Worlds of Ink and Shadow



What hard and wicked children we’ve become

Title: Worlds of Ink and Shadow

Author: Lena Coakley

Series: Standalone

Publication: January 5th 2016 by Amulet Books

Pages: 352

Source: Netgalley

Summary from Goodreads:

Charlotte, Branwell, Emily, and Anne. The Brontë siblings have always been inseparable. After all, nothing can bond four siblings quite like life in an isolated parsonage out on the moors. Their vivid imaginations lend them escape from their strict upbringing, actually transporting them into their created worlds: the glittering Verdopolis and the romantic and melancholy Gondal. But at what price?
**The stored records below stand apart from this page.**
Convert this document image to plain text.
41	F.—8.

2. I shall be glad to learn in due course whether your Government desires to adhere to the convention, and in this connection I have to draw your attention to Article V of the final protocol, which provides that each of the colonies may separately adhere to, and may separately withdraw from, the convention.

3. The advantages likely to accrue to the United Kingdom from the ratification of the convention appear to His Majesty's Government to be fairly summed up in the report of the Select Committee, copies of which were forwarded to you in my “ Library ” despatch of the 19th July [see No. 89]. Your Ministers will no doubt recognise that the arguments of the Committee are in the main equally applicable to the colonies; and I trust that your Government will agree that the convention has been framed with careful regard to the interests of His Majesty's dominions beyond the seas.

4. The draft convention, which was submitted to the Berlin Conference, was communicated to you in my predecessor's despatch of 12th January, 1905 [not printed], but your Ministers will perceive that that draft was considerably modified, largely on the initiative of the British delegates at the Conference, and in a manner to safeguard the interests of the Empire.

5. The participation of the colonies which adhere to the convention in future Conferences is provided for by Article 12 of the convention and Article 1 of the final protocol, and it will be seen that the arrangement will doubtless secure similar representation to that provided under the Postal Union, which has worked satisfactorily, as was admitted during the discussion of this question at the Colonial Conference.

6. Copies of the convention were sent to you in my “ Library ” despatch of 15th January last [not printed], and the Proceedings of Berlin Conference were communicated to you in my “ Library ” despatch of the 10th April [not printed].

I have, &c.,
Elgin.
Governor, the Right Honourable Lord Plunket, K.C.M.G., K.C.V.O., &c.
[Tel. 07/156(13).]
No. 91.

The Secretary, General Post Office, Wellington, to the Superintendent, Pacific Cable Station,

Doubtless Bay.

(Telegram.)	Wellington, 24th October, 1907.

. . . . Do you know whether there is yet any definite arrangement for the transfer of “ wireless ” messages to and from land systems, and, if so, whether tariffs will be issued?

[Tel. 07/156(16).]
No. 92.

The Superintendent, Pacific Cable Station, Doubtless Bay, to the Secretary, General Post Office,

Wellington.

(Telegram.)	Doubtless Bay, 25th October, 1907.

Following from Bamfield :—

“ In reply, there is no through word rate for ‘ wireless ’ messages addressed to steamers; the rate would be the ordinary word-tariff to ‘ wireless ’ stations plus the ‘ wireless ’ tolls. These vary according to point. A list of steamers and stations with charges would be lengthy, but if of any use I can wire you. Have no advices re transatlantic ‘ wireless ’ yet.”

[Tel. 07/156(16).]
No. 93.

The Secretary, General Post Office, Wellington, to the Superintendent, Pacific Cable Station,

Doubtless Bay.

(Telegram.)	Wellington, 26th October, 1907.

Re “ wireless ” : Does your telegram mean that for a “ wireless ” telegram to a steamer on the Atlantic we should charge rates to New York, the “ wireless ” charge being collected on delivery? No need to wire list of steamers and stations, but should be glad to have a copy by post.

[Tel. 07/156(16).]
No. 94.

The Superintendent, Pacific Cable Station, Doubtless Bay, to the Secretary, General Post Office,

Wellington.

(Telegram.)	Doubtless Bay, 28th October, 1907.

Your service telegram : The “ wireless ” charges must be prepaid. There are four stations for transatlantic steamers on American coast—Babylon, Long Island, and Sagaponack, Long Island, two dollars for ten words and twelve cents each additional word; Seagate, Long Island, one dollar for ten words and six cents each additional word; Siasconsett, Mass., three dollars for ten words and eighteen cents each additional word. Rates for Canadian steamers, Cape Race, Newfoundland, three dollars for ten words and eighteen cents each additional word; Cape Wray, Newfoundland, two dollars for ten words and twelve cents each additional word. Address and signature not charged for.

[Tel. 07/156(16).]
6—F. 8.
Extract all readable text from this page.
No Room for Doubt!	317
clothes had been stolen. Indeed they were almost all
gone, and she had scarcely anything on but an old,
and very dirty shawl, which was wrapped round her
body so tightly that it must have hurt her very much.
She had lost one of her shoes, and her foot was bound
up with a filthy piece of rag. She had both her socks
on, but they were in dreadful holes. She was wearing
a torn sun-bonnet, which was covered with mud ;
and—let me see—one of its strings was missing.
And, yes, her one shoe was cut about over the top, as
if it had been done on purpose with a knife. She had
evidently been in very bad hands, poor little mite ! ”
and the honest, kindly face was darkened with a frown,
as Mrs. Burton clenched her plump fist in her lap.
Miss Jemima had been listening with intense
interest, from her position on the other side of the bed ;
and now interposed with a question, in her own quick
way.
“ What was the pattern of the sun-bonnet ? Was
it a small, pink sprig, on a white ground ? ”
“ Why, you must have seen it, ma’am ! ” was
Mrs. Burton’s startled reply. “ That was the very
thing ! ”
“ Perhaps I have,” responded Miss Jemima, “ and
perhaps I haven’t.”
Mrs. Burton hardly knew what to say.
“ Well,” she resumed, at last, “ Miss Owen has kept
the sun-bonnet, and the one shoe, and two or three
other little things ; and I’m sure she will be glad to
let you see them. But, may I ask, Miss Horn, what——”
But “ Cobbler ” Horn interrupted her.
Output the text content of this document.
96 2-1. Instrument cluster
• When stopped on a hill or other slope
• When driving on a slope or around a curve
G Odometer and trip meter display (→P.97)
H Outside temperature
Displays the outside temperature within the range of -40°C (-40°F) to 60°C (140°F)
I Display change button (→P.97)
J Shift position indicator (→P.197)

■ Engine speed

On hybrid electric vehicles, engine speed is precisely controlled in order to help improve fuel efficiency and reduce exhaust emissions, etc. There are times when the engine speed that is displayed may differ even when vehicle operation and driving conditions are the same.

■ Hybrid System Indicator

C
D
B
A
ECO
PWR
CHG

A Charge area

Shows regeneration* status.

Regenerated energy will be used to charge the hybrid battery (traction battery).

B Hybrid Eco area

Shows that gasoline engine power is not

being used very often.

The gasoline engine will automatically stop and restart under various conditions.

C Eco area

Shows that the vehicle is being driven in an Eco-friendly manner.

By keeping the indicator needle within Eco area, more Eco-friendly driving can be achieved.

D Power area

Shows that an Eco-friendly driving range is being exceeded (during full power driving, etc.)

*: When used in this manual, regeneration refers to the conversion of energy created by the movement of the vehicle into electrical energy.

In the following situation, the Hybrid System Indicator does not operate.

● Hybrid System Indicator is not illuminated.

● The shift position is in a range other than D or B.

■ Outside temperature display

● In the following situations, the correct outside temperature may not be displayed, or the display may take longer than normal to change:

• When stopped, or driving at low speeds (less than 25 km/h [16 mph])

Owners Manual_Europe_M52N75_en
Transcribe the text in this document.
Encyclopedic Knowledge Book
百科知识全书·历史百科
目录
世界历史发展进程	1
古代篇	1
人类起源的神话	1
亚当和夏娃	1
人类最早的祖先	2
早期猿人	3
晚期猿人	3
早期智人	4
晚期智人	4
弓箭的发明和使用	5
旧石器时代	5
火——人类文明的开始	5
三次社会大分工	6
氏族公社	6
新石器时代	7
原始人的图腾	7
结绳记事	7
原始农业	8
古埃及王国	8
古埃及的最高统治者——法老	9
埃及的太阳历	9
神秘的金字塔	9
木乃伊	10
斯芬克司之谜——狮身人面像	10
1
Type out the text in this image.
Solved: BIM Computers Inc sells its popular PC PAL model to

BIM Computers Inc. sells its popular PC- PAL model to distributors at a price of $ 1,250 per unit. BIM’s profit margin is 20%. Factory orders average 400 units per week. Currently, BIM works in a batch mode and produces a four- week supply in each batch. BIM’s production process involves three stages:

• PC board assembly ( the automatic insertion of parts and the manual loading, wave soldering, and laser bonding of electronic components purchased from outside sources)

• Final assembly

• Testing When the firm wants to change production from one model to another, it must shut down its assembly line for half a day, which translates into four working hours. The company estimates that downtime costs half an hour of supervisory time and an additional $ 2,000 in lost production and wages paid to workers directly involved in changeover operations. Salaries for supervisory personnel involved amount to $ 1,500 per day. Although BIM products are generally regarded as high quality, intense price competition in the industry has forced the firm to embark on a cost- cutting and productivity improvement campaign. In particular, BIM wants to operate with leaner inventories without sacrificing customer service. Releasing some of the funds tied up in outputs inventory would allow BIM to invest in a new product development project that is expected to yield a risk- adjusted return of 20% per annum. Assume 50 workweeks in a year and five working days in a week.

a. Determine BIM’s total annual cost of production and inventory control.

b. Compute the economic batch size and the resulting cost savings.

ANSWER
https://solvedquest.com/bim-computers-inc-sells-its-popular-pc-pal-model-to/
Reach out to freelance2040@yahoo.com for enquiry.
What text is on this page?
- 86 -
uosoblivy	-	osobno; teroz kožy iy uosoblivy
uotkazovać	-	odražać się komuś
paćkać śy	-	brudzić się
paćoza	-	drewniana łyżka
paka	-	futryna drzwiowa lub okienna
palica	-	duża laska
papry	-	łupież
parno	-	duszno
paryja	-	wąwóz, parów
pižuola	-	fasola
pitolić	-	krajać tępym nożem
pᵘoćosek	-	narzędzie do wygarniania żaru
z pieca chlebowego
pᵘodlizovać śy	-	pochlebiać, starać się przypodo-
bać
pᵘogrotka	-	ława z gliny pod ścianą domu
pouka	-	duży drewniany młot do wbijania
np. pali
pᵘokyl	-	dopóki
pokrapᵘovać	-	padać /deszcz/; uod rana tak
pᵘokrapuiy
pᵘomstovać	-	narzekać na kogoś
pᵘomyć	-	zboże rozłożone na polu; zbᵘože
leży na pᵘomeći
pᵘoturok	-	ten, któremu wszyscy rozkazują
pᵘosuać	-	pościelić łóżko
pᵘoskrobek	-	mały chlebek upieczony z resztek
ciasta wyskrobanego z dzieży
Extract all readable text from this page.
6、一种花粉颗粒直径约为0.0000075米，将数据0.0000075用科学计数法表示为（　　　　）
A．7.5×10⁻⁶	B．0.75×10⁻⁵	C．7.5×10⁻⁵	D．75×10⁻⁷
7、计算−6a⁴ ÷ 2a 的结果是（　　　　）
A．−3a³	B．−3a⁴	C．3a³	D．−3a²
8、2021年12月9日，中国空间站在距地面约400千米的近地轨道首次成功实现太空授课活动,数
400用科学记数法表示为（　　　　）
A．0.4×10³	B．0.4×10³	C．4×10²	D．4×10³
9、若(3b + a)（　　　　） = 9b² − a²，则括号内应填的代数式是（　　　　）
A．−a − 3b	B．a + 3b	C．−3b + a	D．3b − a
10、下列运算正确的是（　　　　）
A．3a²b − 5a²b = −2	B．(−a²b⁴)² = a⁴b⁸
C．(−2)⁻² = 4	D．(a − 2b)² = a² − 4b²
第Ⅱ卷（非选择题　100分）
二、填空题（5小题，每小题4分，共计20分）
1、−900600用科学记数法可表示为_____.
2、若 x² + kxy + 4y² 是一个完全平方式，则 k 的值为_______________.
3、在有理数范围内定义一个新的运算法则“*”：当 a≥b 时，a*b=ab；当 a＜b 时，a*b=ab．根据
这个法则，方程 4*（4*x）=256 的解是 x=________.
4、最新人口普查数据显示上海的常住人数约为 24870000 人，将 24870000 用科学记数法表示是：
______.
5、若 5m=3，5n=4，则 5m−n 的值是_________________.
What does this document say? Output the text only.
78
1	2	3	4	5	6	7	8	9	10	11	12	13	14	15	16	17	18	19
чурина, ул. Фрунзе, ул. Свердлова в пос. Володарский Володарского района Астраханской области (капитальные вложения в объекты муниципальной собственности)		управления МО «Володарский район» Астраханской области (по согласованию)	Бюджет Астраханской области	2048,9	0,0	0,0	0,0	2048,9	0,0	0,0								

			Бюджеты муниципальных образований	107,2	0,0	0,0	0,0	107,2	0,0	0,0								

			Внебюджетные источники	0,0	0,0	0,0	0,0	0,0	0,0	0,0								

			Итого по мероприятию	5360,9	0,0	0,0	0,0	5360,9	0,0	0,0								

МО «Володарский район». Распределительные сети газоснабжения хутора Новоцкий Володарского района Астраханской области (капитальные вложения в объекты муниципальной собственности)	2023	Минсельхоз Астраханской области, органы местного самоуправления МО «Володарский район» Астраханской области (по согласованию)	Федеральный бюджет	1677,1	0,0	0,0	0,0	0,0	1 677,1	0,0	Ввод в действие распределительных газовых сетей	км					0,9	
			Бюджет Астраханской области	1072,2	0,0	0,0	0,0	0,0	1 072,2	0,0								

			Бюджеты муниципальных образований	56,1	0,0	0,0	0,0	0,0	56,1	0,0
As Branwell begins to slip into madness and the sisters feel their real lives slipping away, they must weigh the cost of their powerful imaginations, even as their characters—the brooding Rogue and dashing Duke of Zamorna—refuse to let them go.

Gorgeously written and based on the Brontës’ juvenilia, Worlds of Ink & Shadow brings to life one of history’s most celebrated literary families.

My Thoughts:

I am going to be completely honest with you: I have never read anything by either of the Bronte sisters in my life. I have no emotional attachment to them, their story, or their circumstances. I’m sure that half of the magic of this book was lost on me for that very reason.

Worlds of Ink and Shadow is a fictional retelling of the Bronte siblings childhood that is filled with imagination, madness, and the obsession and horrors of family. This book was really interesting, I’ll give it that for sure. Charlotte and Branwell, her brother, can travel into their created worlds – literally travel into the settings of their imagination. Now, I don’t know about you, but that sounds pretty damn awesome to me. I would love for that to be possible – except for the consequences that soon follow. Madness, an inevitable effect of hiding away within your own mind, soon sets in and drives the family into chaos. We cannot forget about Emily and Anne, the other two siblings in this equation. After witnessing their siblings powers, they start to grow jealous as any sibling would.

Madness and fantasy meld into the reality of the Bronte siblings, setting events in motion that are almost far too complicated to describe.

This is a story of obsession, a story of what it means to be family and how your circumstances can affect relationships. Worlds of Ink and Shadow takes a real life story, a real history, and turns it into something beautiful and imaginative. While the beginning is somewhat slow and convoluted, the story soon picks up and transformed into something I was unable to put down. I found myself increasingly drawn into the story, increasingly invested in the characters and what was happening to them. The book was full of mystery and suspense, it left me at the edge of my seat and salivating to find out what was going to happen to the siblings next.

My favorite part of the story was how it tackled the meaning of family. I love it when a book focusing on more than just a romantic relationship – to me it makes the story much more interesting. The characters were multidimensional, real, and raw. There was believable tension between all of the siblings; something I can easily relate with when I think of how my brother and I treat each other. The execution of the relationships was really stunning – I don’t know how else to describe it.

Overall, Worlds of Ink and Shadow is an entertaining historical fantasy that explores the bonds of family and how insanity can change them. The story is rich, exhilarating, and imaginative. I would recommend this book for everyone – regardless of if you like the Bronte sisters. This book takes their childhood story and revamps it into something everyone will enjoy.